Елена встала, пошла в малинник, за ней шел и Плотников.

«Экая я дура, – думала она. – Зачем это я столько наболтала?» Малины было очень много, она, стоя на коленях, теребила ее с веток и бросала горстями в набируху. Лицо ее словно жгло что-то, голова как будто горела…

– Иля-у! – крикнула она во все горло, потому что Плотников давно не кликал ее.

– Здесь, – сказал негромко Плотников. Он был позади ее, в двух шагах. Она вздрогнула, оглянулась, он тоже оглянулся. Он и она улыбались, но видно было, что и Плотников был, как говорится, не в своей тарелке, т. е. машинально рвал малину. Вдруг Елена подвинулась к нему на коленях и, подавая крупную белую ягоду, сказала:

– Надо?

– Давай.

– Нет, не хошь!

Плотников хотел схватить ее за руку, но она не давала ее. Наконец он схватил ее руку, сжал крепко; Елена взвизгнула, наклонилась к нему, он ее обнял… Тут она вдруг подняла лицо, Илья Назарыч крепко начал целовать ее, и Елена, обняв его шею левой рукой, поцеловала его и отскочила.

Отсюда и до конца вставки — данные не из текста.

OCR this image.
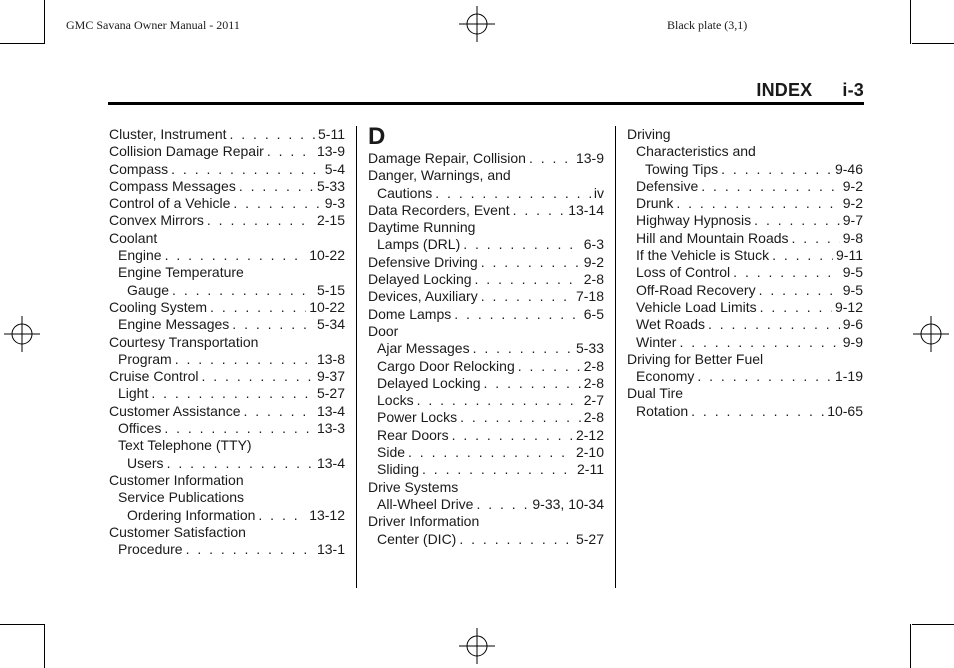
GMC Savana Owner Manual - 2011	Black plate (3,1)
INDEX i-3
Cluster, Instrument . . .	5-11
Collision Damage Repair . . .	13-9
Compass . . .	5-4
Compass Messages . . .	5-33
Control of a Vehicle . . .	9-3
Convex Mirrors . . .	2-15
Coolant
Engine . . .	10-22
Engine Temperature
Gauge . . .	5-15
Cooling System . . .	10-22
Engine Messages . . .	5-34
Courtesy Transportation
Program . . .	13-8
Cruise Control . . .	9-37
Light . . .	5-27
Customer Assistance . . .	13-4
Offices . . .	13-3
Text Telephone (TTY)
Users . . .	13-4
Customer Information
Service Publications
Ordering Information . . .	13-12
Customer Satisfaction
Procedure . . .	13-1
D
Damage Repair, Collision . . .	13-9
Danger, Warnings, and
Cautions . . .	iv
Data Recorders, Event . . .	13-14
Daytime Running
Lamps (DRL) . . .	6-3
Defensive Driving . . .	9-2
Delayed Locking . . .	2-8
Devices, Auxiliary . . .	7-18
Dome Lamps . . .	6-5
Door
Ajar Messages . . .	5-33
Cargo Door Relocking . . .	2-8
Delayed Locking . . .	2-8
Locks . . .	2-7
Power Locks . . .	2-8
Rear Doors . . .	2-12
Side . . .	2-10
Sliding . . .	2-11
Drive Systems
All-Wheel Drive . . .	9-33, 10-34
Driver Information
Center (DIC) . . .	5-27
Driving
Characteristics and
Towing Tips . . .	9-46
Defensive . . .	9-2
Drunk . . .	9-2
Highway Hypnosis . . .	9-7
Hill and Mountain Roads . . .	9-8
If the Vehicle is Stuck . . .	9-11
Loss of Control . . .	9-5
Off-Road Recovery . . .	9-5
Vehicle Load Limits . . .	9-12
Wet Roads . . .	9-6
Winter . . .	9-9
Driving for Better Fuel
Economy . . .	1-19
Dual Tire
Rotation . . .	10-65
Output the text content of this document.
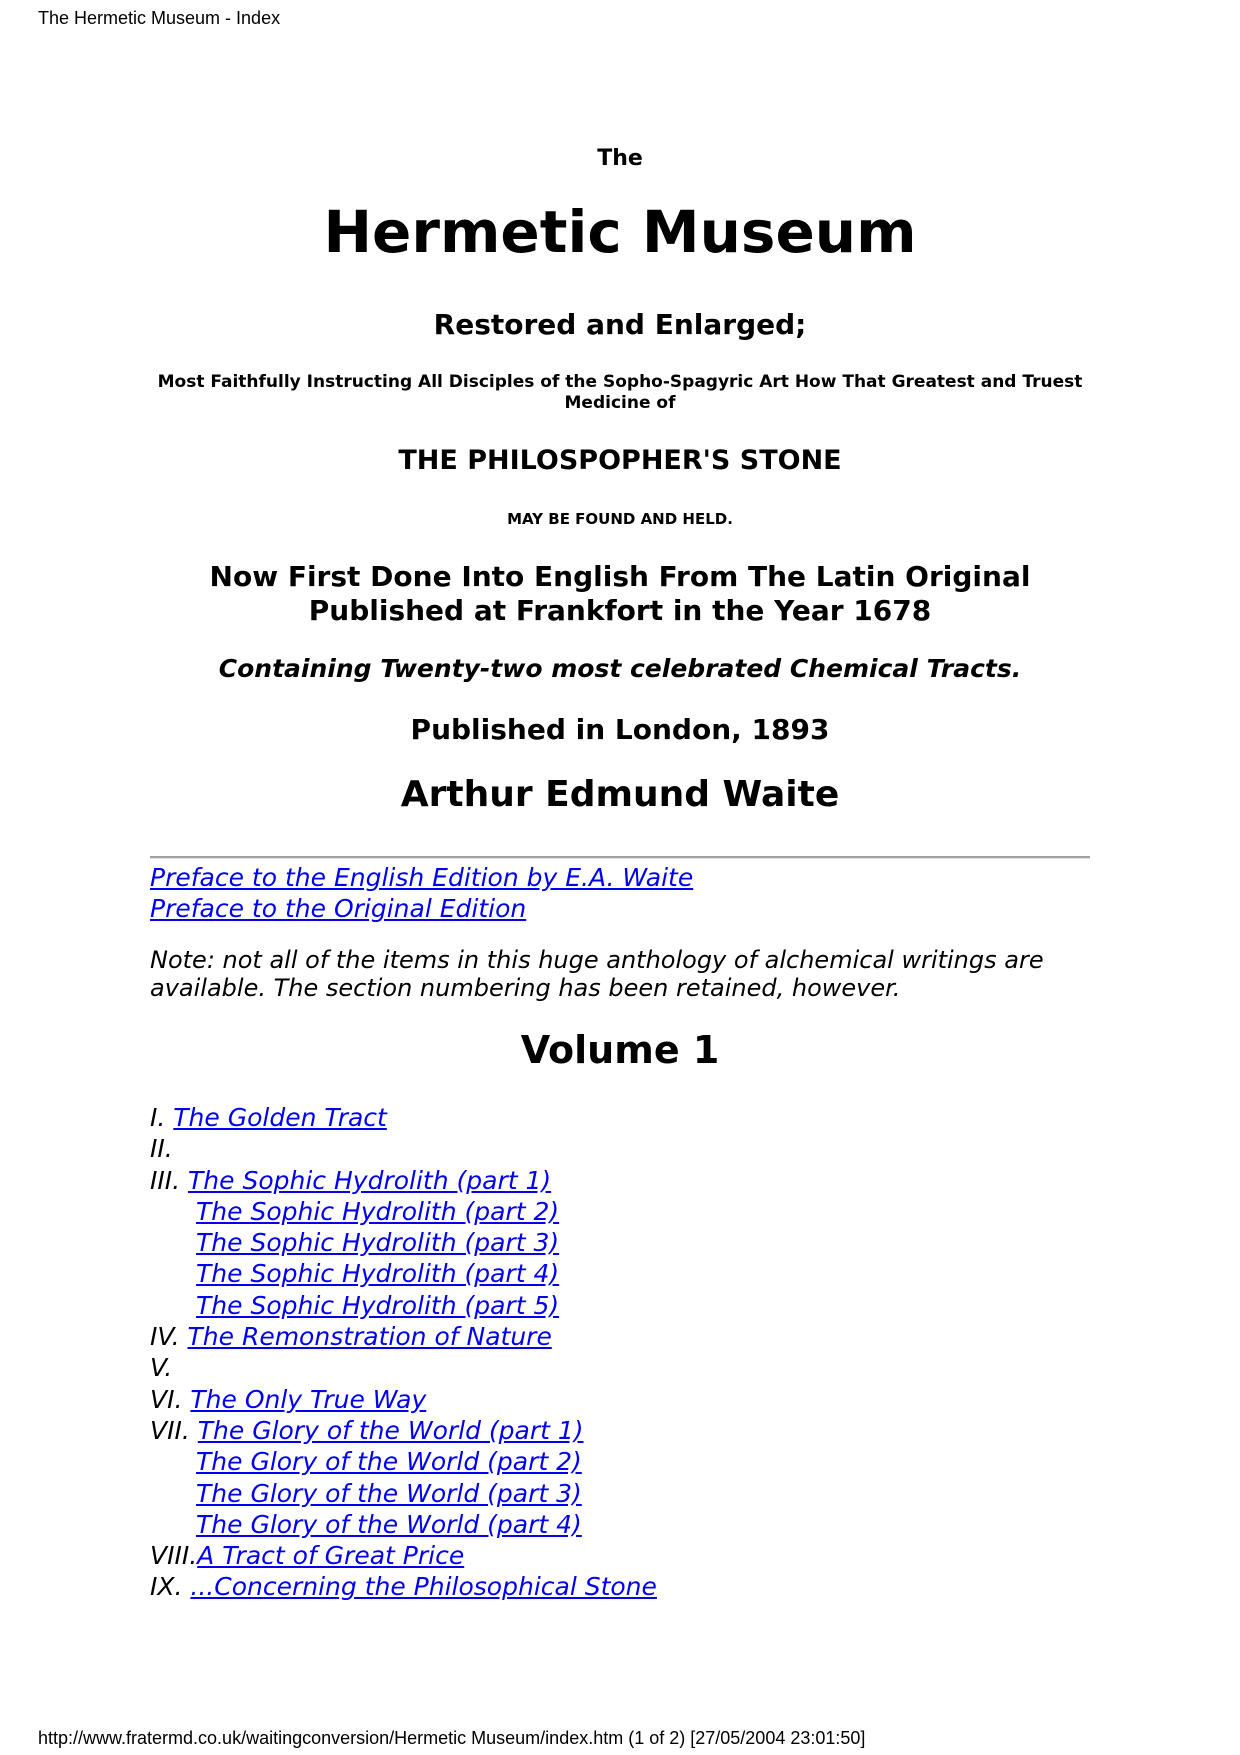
The Hermetic Museum - Index
The
Hermetic Museum
Restored and Enlarged;
Most Faithfully Instructing All Disciples of the Sopho-Spagyric Art How That Greatest and Truest Medicine of
THE PHILOSPOPHER'S STONE
MAY BE FOUND AND HELD.
Now First Done Into English From The Latin Original Published at Frankfort in the Year 1678
Containing Twenty-two most celebrated Chemical Tracts.
Published in London, 1893
Arthur Edmund Waite
Preface to the English Edition by E.A. Waite
Preface to the Original Edition
Note: not all of the items in this huge anthology of alchemical writings are available. The section numbering has been retained, however.
Volume 1
I. The Golden Tract
II.
III. The Sophic Hydrolith (part 1)
The Sophic Hydrolith (part 2)
The Sophic Hydrolith (part 3)
The Sophic Hydrolith (part 4)
The Sophic Hydrolith (part 5)
IV. The Remonstration of Nature
V.
VI. The Only True Way
VII. The Glory of the World (part 1)
The Glory of the World (part 2)
The Glory of the World (part 3)
The Glory of the World (part 4)
VIII.A Tract of Great Price
IX. ...Concerning the Philosophical Stone
http://www.fratermd.co.uk/waitingconversion/Hermetic Museum/index.htm (1 of 2) [27/05/2004 23:01:50]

– Молчи! Иля!.. никому не говори, – и она опять стала собирать малину. Стыдно ей стало, но и весело как-то, так весело, как никогда. Теперь она не чувствовала в себе никакого горя. Опять сели, стали целоваться без принуждений. И долго они целовались; Елена чувствовала себя самой счастливою женщиной; теперь только она поняла, что эти поцелуи далеко лучше, чем на вечорках.

– Ты, Иля, женишься на мне? – спросила она вдруг Илью Назарыча, обнимая его, смотря ему в глаза.

– Женюсь, Леночка.

– А бить не будешь?

– Нет.

И опять они целовались долго-долго. Домой Елена Гавриловна пришла веселая и долго распевала одну песню: «Што поеду ли я, молодец, в Китай-город…» Но невесело было Илье Назарычу: когда он пришел домой, отец пьяный бил своего товарища, мастера Китаева. Стал Илья Назарыч унимать его, он кинулся на него и так побил, что Илья Назарыч встал с полу с окровавленным носом и большими синяками на лице и на лбу.